Sick Refugees Were Quickly Transferred To Australia Just Before The Controversial Medevac Regime Began

    Exclusive: The secretive government task force deciding the fate of sick refugees approved an unusually high number of transfers in its last meeting before medevac.

    The Australian government rushed to approve the transfers of 11 sick refugees from offshore detention to Australia just over a week out from the start of the new medevac regime, documents obtained by BuzzFeed News reveal.

    The group of bureaucrats tasked with deciding who was sick enough to have access to Australia’s healthcare considered 14 cases at its one-hour meeting on Feb. 19, 2019. They decided to transfer 11 of them and their families to Australia.

    Most had flown to Australia by the end of February. Of the other three, one consented to treatment in Taiwan and the department sought the Nauruan government’s approval to transfer another to Australia. In a third case, the committee members favoured transfer to Australia, but it did not happen immediately.

    The batch of approvals was a notable change of pace for the Australian government. The group, the Department of Home Affairs’ transitory persons committee, more commonly considered just one or two cases in a single meeting and had never discussed so many, its minutes show. BuzzFeed News obtained the heavily redacted minutes under freedom of information law.

    The “medevac law”, which shifted the balance of power over medical transfers from the government to doctors, was approved by parliament on Feb. 13, despite protest from the government, then in minority, that it would undermine Australia’s border protection.

    Under the law, which commenced March 1, the government must act on a recommendation from two doctors that a person held on Nauru or Papua New Guinea be brought to Australia, unless home affairs minister Peter Dutton or immigration minister David Coleman object on medical or security grounds. An independent panel of doctors can review medical objections.

    But before March, decisions about whether to bring people to Australia for treatment were made by the government on the advice of the secretive transitory persons committee, a collection of Home Affairs bureaucrats and government doctors.

    The task force’s minutes reveal that even when it considered a large number of cases in a single meeting, it did not usually decide to bring so many people to Australia. In its Nov. 9, 2018 meeting, it considered nine cases and recommended none be brought to Australia. Twelve were considered in a meeting three days later, with six transfers to Australia recommended.

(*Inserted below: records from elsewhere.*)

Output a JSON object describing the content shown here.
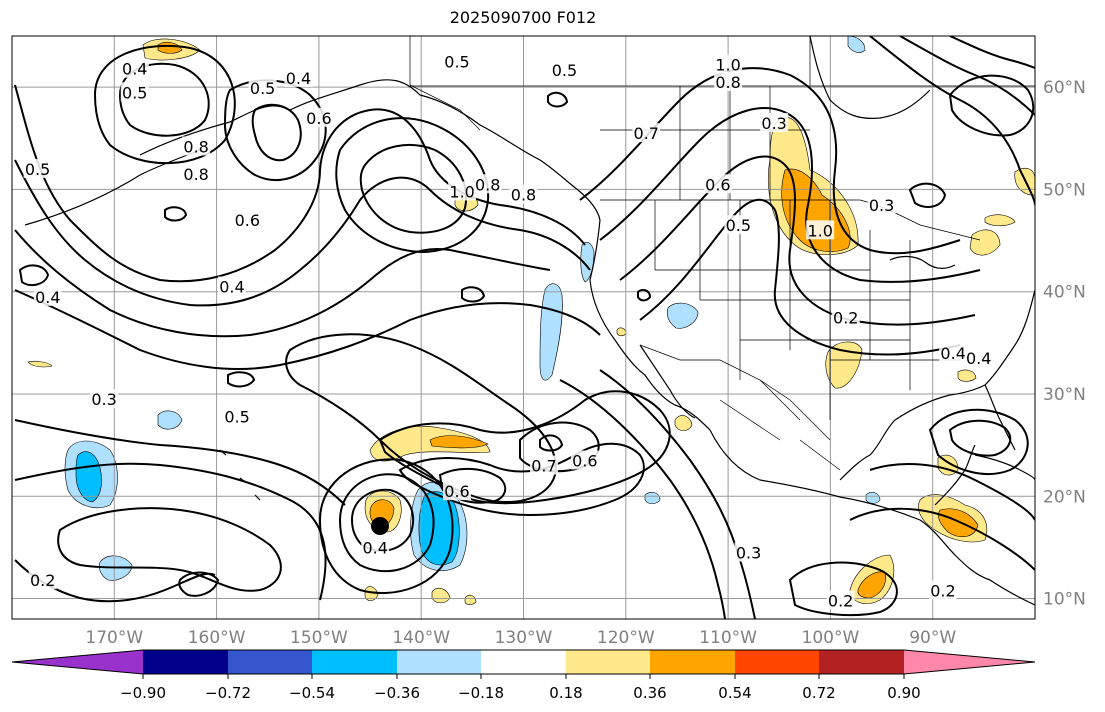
{
  "title": "2025090700 F012",
  "map": {
    "lon_labels": [
      "170°W",
      "160°W",
      "150°W",
      "140°W",
      "130°W",
      "120°W",
      "110°W",
      "100°W",
      "90°W"
    ],
    "lat_labels": [
      "60°N",
      "50°N",
      "40°N",
      "30°N",
      "20°N",
      "10°N"
    ],
    "contour_labels": [
      {
        "text": "0.5",
        "lon": -136.5,
        "lat": 62.5
      },
      {
        "text": "0.5",
        "lon": -126.0,
        "lat": 61.7
      },
      {
        "text": "1.0",
        "lon": -110.0,
        "lat": 62.2
      },
      {
        "text": "0.8",
        "lon": -110.0,
        "lat": 60.5
      },
      {
        "text": "0.4",
        "lon": -168.0,
        "lat": 61.8
      },
      {
        "text": "0.5",
        "lon": -168.0,
        "lat": 59.5
      },
      {
        "text": "0.4",
        "lon": -152.0,
        "lat": 60.9
      },
      {
        "text": "0.5",
        "lon": -155.5,
        "lat": 59.9
      },
      {
        "text": "0.6",
        "lon": -150.0,
        "lat": 57.0
      },
      {
        "text": "0.8",
        "lon": -162.0,
        "lat": 54.2
      },
      {
        "text": "0.5",
        "lon": -177.5,
        "lat": 52.0
      },
      {
        "text": "0.8",
        "lon": -162.0,
        "lat": 51.5
      },
      {
        "text": "1.0",
        "lon": -136.0,
        "lat": 49.8
      },
      {
        "text": "0.8",
        "lon": -133.5,
        "lat": 50.5
      },
      {
        "text": "0.8",
        "lon": -130.0,
        "lat": 49.5
      },
      {
        "text": "0.7",
        "lon": -118.0,
        "lat": 55.5
      },
      {
        "text": "0.3",
        "lon": -105.5,
        "lat": 56.5
      },
      {
        "text": "0.6",
        "lon": -111.0,
        "lat": 50.5
      },
      {
        "text": "0.5",
        "lon": -109.0,
        "lat": 46.5
      },
      {
        "text": "1.0",
        "lon": -101.0,
        "lat": 46.0
      },
      {
        "text": "0.3",
        "lon": -95.0,
        "lat": 48.5
      },
      {
        "text": "0.6",
        "lon": -157.0,
        "lat": 47.0
      },
      {
        "text": "0.4",
        "lon": -158.5,
        "lat": 40.5
      },
      {
        "text": "0.4",
        "lon": -176.5,
        "lat": 39.5
      },
      {
        "text": "0.3",
        "lon": -171.0,
        "lat": 29.5
      },
      {
        "text": "0.5",
        "lon": -158.0,
        "lat": 27.8
      },
      {
        "text": "0.2",
        "lon": -98.5,
        "lat": 37.5
      },
      {
        "text": "0.4",
        "lon": -88.0,
        "lat": 34.0
      },
      {
        "text": "0.4",
        "lon": -85.5,
        "lat": 33.5
      },
      {
        "text": "0.7",
        "lon": -128.0,
        "lat": 23.0
      },
      {
        "text": "0.6",
        "lon": -124.0,
        "lat": 23.5
      },
      {
        "text": "0.6",
        "lon": -136.5,
        "lat": 20.5
      },
      {
        "text": "0.3",
        "lon": -108.0,
        "lat": 14.5
      },
      {
        "text": "0.4",
        "lon": -144.5,
        "lat": 15.0
      },
      {
        "text": "0.2",
        "lon": -99.0,
        "lat": 9.8
      },
      {
        "text": "0.2",
        "lon": -177.0,
        "lat": 11.8
      },
      {
        "text": "0.2",
        "lon": -89.0,
        "lat": 10.8
      }
    ]
  },
  "colorbar": {
    "tick_labels": [
      "−0.90",
      "−0.72",
      "−0.54",
      "−0.36",
      "−0.18",
      "0.18",
      "0.36",
      "0.54",
      "0.72",
      "0.90"
    ],
    "colors": [
      "#9932cc",
      "#00008b",
      "#3555cc",
      "#00bfff",
      "#b0e0ff",
      "#ffffff",
      "#ffe98a",
      "#ffa500",
      "#ff4500",
      "#b22222",
      "#ff88aa",
      "#ff88aa"
    ]
  }
}
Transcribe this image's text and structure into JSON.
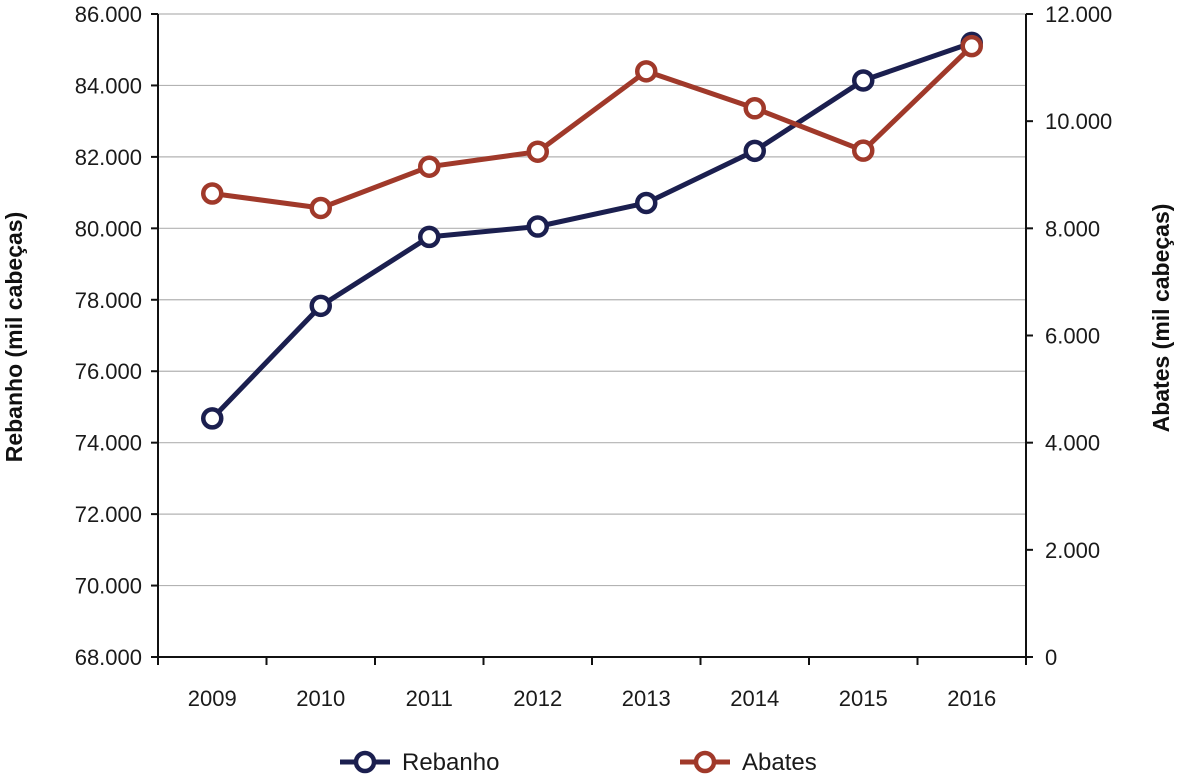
{
  "chart_data": {
    "type": "line",
    "categories": [
      "2009",
      "2010",
      "2011",
      "2012",
      "2013",
      "2014",
      "2015",
      "2016"
    ],
    "y_left": {
      "label": "Rebanho (mil cabeças)",
      "range": [
        68000,
        86000
      ],
      "ticks": [
        "68.000",
        "70.000",
        "72.000",
        "74.000",
        "76.000",
        "78.000",
        "80.000",
        "82.000",
        "84.000",
        "86.000"
      ]
    },
    "y_right": {
      "label": "Abates (mil cabeças)",
      "range": [
        0,
        12000
      ],
      "ticks": [
        "0",
        "2.000",
        "4.000",
        "6.000",
        "8.000",
        "10.000",
        "12.000"
      ]
    },
    "series": [
      {
        "name": "Rebanho",
        "axis": "left",
        "color": "#1b1f4f",
        "values": [
          74680,
          77830,
          79760,
          80050,
          80710,
          82170,
          84140,
          85190
        ]
      },
      {
        "name": "Abates",
        "axis": "right",
        "color": "#a0392a",
        "values": [
          8650,
          8380,
          9150,
          9430,
          10930,
          10240,
          9450,
          11400
        ]
      }
    ],
    "grid": "horizontal",
    "legend": "bottom"
  }
}
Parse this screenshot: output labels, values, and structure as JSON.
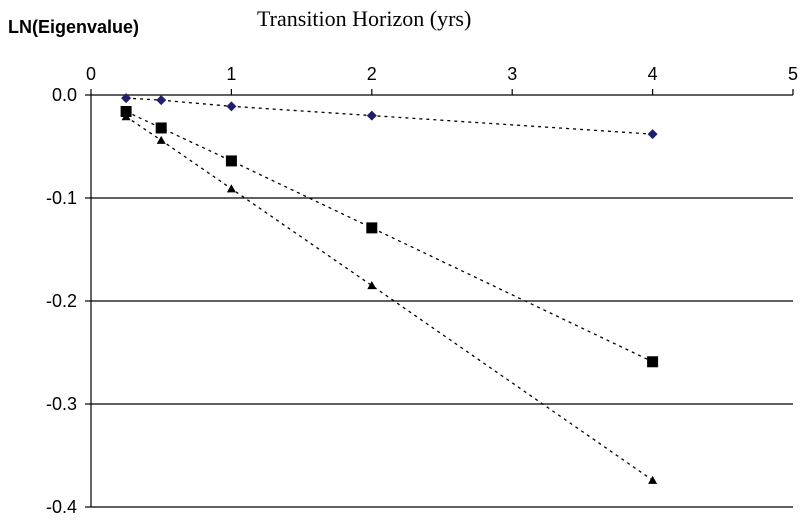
{
  "chart_data": {
    "type": "scatter",
    "title": "",
    "xlabel": "Transition Horizon (yrs)",
    "ylabel": "LN(Eigenvalue)",
    "xlim": [
      0,
      5
    ],
    "ylim": [
      -0.4,
      0.0
    ],
    "x_ticks": [
      "0",
      "1",
      "2",
      "3",
      "4",
      "5"
    ],
    "y_ticks": [
      "0.0",
      "-0.1",
      "-0.2",
      "-0.3",
      "-0.4"
    ],
    "x_axis_position": "top",
    "grid": "horizontal",
    "legend": "none",
    "series": [
      {
        "marker": "diamond",
        "color": "#1f1f6e",
        "line": "dotted",
        "x": [
          0.25,
          0.5,
          1,
          2,
          4
        ],
        "y": [
          -0.003,
          -0.005,
          -0.011,
          -0.02,
          -0.038
        ]
      },
      {
        "marker": "square",
        "color": "#000000",
        "line": "dotted",
        "x": [
          0.25,
          0.5,
          1,
          2,
          4
        ],
        "y": [
          -0.016,
          -0.032,
          -0.064,
          -0.129,
          -0.259
        ]
      },
      {
        "marker": "triangle",
        "color": "#000000",
        "line": "dotted",
        "x": [
          0.25,
          0.5,
          1,
          2,
          4
        ],
        "y": [
          -0.021,
          -0.044,
          -0.091,
          -0.185,
          -0.374
        ]
      }
    ]
  }
}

    BuzzFeed News has previously revealed that the committee was set up to consider diplomatic and financial factors, not just medical concerns. In one case, it heard that it would be best for “close scrutiny” to be avoided.

    The government has repeatedly claimed medevac was unnecessary because it was already bringing people to Australia of its own accord. Under the first six months of the medevac regime, 127 people were approved to come to Australia.

    Figures provided by the department to a parliamentary committee show that in February 2019, 34 people were brought to Australia under the pre-medevac process.

    That is on the higher end, but not the greatest number that had been transferred in a single month.

    In October 2018, 166 people were brought to Australia for treatment, 165 of them from Nauru. The minutes do not disclose the reason for the spike, suggesting the decisions were made urgently or out of session. The minutes show the committee only met once in October 2018 and discussed five cases.

    The Department of Home Affairs did not respond to a BuzzFeed News request for an explanation about the unusually high number of cases considered in the February meeting.